Supercritical CO₂ (“sCO2”) power cycles offer the potential for higher system efficiencies than other energy conversion technologies such as steam Rankine or organic Rankine cycles, especially when operating at elevated temperatures. These sCO2 power cycles are being considered for a wide range of applications including fossil fuel fired systems, waste heat recovery, concentrated solar power, and nuclear, and the potential for efficient thermal energy storage.

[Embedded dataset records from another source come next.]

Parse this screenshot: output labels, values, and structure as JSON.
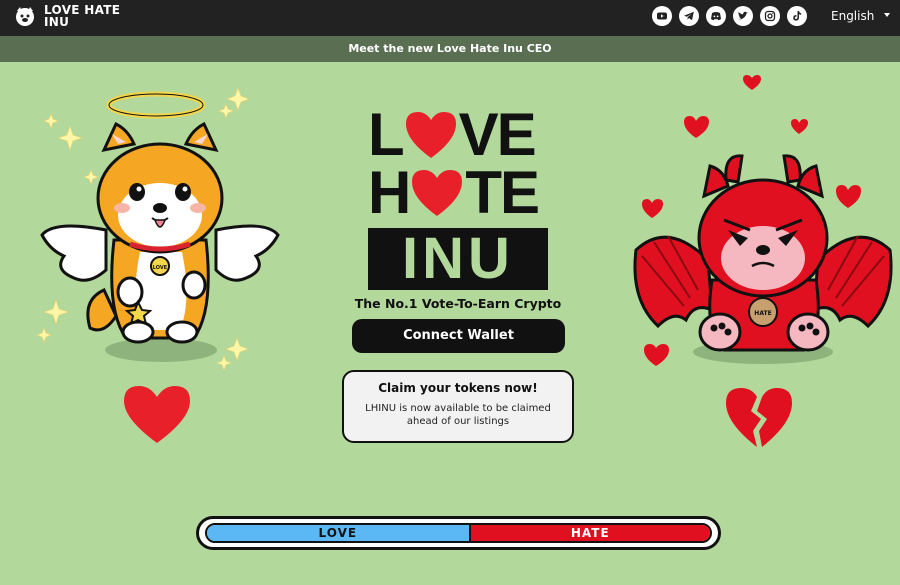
{
  "nav": {
    "brand_line1": "LOVE HATE",
    "brand_line2": "INU",
    "socials": [
      "youtube-icon",
      "telegram-icon",
      "discord-icon",
      "twitter-icon",
      "instagram-icon",
      "tiktok-icon"
    ],
    "language": "English"
  },
  "announcement": "Meet the new Love Hate Inu CEO",
  "logo": {
    "row1_left": "L",
    "row1_right": "VE",
    "row2_left": "H",
    "row2_right": "TE",
    "row3": "INU"
  },
  "tagline": "The No.1 Vote-To-Earn Crypto",
  "connect_label": "Connect Wallet",
  "claim": {
    "title": "Claim your tokens now!",
    "text": "LHINU is now available to be claimed ahead of our listings"
  },
  "vote": {
    "love_label": "LOVE",
    "hate_label": "HATE",
    "love_share": 0.52
  },
  "badges": {
    "angel": "LOVE",
    "devil": "HATE"
  },
  "colors": {
    "background": "#b3d89c",
    "nav": "#222222",
    "announcement": "#5a6e52",
    "love": "#5bb8f5",
    "hate": "#e01020",
    "heart": "#e8202a"
  }
}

GTI is leading several sCO2 power cycle technology development projects ranging from component level technology development to large scale integrated pilot testing. The efforts highlighted in this paper include: (1) The 10 MWe Supercritical Transformational Electric Power Pilot plant (STEPDemo, www.stepdemo.us) and (2) its relevance for sCO2 development in general and of note, also in the context of waste heat recovery and thermal energy storage TES applications. In the STEPDemo project, a team led by GTI, Southwest Research Institute (SwRI), and General Electric Global Research (GE GR), along with the University of Houston and the University of Wisconsin), Natural Resources Canada (NRCan), and the Electric Power Research Institute ( EPRI), is executing a project to design, construct, commission, and operate an integrated and reconfigurable 10 MWe sCO2 Pilot Plant Test Facility located at SwRI’s San Antonio, Texas campus. The majority of the project funding is provided by the U.S. Department of Energy, and the remaining funding is by the project team members and a global consortium of industry partners: Engie, American Electric Power, Korea Electric Power Corporation (KEPCO), Natural Resources Canada, and Southern Company. This project is a significant step toward commercialization of sCO2 cycle based power generation and will inform the performance, operability, and scale up for commercial implementation of sCO2 technology across the potential application spectrum. The pilot plant is currently in the final construction phase, with installation of major equipment underway, and commissioning planned for early 2022. By the end of this six year project, the operability of the sCO2 power cycle will be demonstrated and documented starting with a simple recuperated cycle configuration initially operating at a 500 °C turbine inlet temperature and progressing to a recompression closed Brayton cycle technology (RCBC) configuration operating at 715 °C. The paper will also present a vision for the use of the STEPDemo facility as a testbed for other sCO2 component testing, such as thermal energy storage In TES applications, a thermal storage system could be installed adjacent to the STEPDemo power block to demonstrate the integrated operation of TES with a commercially relevant sCO2 cycle. This is relevant to both concentrated solar power (CSP) applications as well as power to power storage systems that utilize sCO2 cycles.